2005-present East Carolina (Head Coach:28-21)
2004 South Carolina (Associate Head Coach/QB Coach)
1999-2003 South Carolina (Associate Head Coach/Offensive Cooridnator)
1994-1998 UConn (Head Coach: 33-23)
1992-1993 Notre Dame (Offensive Coordinator)
1990-1991 Notre Dame (WR Coach)
1989 Colorado St (WR Coach)
1987-1988 Florida State (Graduate Assistant)
Who is he?: Holtz has been the head coach at East Carolina since 2005, racking up a 28-21 record. This season he lead the Pirates to wins over Virginia Tech and West Virginia, and a spot in the Conference USA title game this upcoming weekend. Before ECU, Holtz was on his father’s staff at South Carolina as offensive coordinator, as well as serving under his father at Notre Dame.
Holtz also was the head coach at UConn before they made the leap to D1, going 33-23 over five seasons.
What does he bring to the job?: Experience and an ability to win big games. Holtz has rescued ECU from the horrible tenure of John Thompson (of no relation to the Georgetown Thompsons) and led them to (soon to be) three bowl games in his four years there.
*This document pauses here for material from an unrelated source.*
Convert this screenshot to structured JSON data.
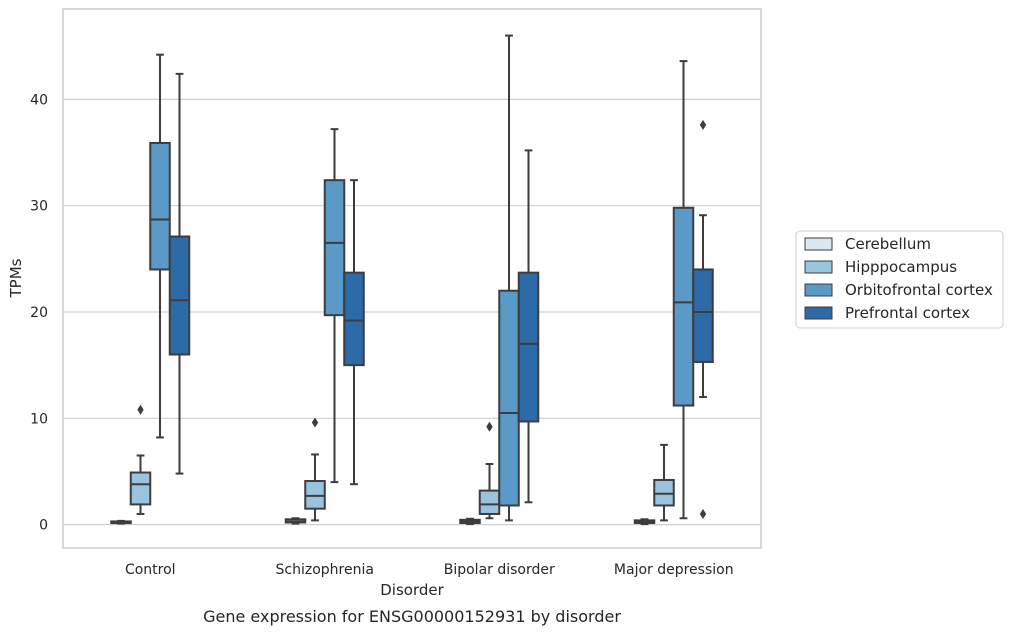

Beating Virginia Tech and West Virginia this past year show that Holtz can get his team prepared for games against better opponents, something that would definitely come in handy at Syracuse. Those wins have also given him even more name recognition among recruits.
Why wouldn’t he be a good fit?: Holtz hasn’t been a coach in the Northeast since 1998, which could mean he would have trouble recruiting the area. Holtz would have to establish ties through his assistants with high school coaches throughout the Northeast.
Also, like Turner Gill, there is the chance he would either want to hold out for a better job (Notre Dame) or use Syracuse as a stepping stone to something bigger. Since Charlie Weis will be returning to Notre Dame next year, Holtz would have to wait to follow in his father’s footsteps.
What are his chances?: Strong. Holtz has the pedigree and experience to be successful at Syracuse. His lack of Northeast recruiting ties is troublesome, but can probably be mitigated by the hiring of some experienced Northeast assistants. The biggest obstacle could be the Notre Dame situation. Holtz could be willing to wait a year to land in South Bend rather than taking on a huge rebuilding project like Syracuse.